Fig. 7.

Pf332 is not located on the surface of P. falciparum-infected erythrocytes and not required for surface localization of PfEMP1.

A. FACS analysis of P. falciparum-infected trophozoites to test for the presence of Pf332 on the surface with increasing amounts of anti-Pf332 antibodies. The control sera R1945 was made by repeated injection of live CS2 parasites into rabbits.

B. Trypsin treatment of CS2-infected erythrocytes to determine surface localization for Pf332 compared with PfEMP1. The first panel contains parasites either treated or not treated with trypsin and differentially solubilized to show that PfEMP1 is sensitive to trypsin and contained within the Triton X-100-insoluble/SDS-soluble fraction. The second panel shows the same samples probed with anti-Pf332 antibodies to show that the protein is resistant to trypsin in intact cells and that it is also within the Triton X-100-insoluble/SDS-soluble fraction.

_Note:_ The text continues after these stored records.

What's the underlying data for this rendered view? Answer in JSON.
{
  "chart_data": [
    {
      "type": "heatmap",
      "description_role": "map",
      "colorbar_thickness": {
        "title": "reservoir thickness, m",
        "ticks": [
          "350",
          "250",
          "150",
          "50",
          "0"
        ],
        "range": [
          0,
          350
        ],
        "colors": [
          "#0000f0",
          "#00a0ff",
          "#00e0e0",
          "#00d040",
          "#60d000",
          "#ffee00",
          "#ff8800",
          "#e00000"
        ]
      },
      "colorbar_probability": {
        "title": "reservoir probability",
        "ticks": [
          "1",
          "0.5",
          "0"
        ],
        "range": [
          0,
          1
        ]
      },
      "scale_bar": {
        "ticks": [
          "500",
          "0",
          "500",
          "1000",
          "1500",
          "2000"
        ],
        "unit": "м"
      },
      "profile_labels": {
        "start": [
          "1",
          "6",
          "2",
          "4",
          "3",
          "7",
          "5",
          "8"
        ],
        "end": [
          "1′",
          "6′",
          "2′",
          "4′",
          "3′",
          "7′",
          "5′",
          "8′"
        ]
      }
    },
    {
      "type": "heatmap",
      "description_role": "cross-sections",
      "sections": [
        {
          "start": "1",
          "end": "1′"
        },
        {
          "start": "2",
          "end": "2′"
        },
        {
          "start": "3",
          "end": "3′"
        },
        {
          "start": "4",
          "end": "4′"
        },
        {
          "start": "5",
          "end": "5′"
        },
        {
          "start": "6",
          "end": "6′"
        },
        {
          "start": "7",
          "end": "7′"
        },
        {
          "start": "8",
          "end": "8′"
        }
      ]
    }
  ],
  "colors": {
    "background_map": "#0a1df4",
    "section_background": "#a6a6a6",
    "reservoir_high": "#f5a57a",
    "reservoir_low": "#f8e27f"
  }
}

C. Trypsin treatment of intact erythrocytes infected with CS2, CS2Pf332trunc and CS2ΔPf332 to determine the presence of PfEMP1 on the surface of the host erythrocyte. For each cell line three lanes are shown: treatment without (−) and with (+) trypsin and treatment with trypsin in the presence of trypsin inhibitor (i). Full-length PfEMP1 and its cytoplasmic tail were detected using antibodies to the cytoplasmic acidic terminal segment (ATS). Full-length PfEMP1 was detected as a > 300 kDa band. Surface exposed PfEMP1 was cleaved by trypsin and results in the detection of bands between 70 and 90 kDa.

D. IgG binding to the surface of CS2- and CS2ΔPf332-infected erythrocytes using sera from malaria-exposed multigravid women from Papua New Guinea (samples A–I) compared with sera from Melbourne residents as non-exposed controls (Samples N1–5). Values are means (+SEM) from three experiments in duplicate.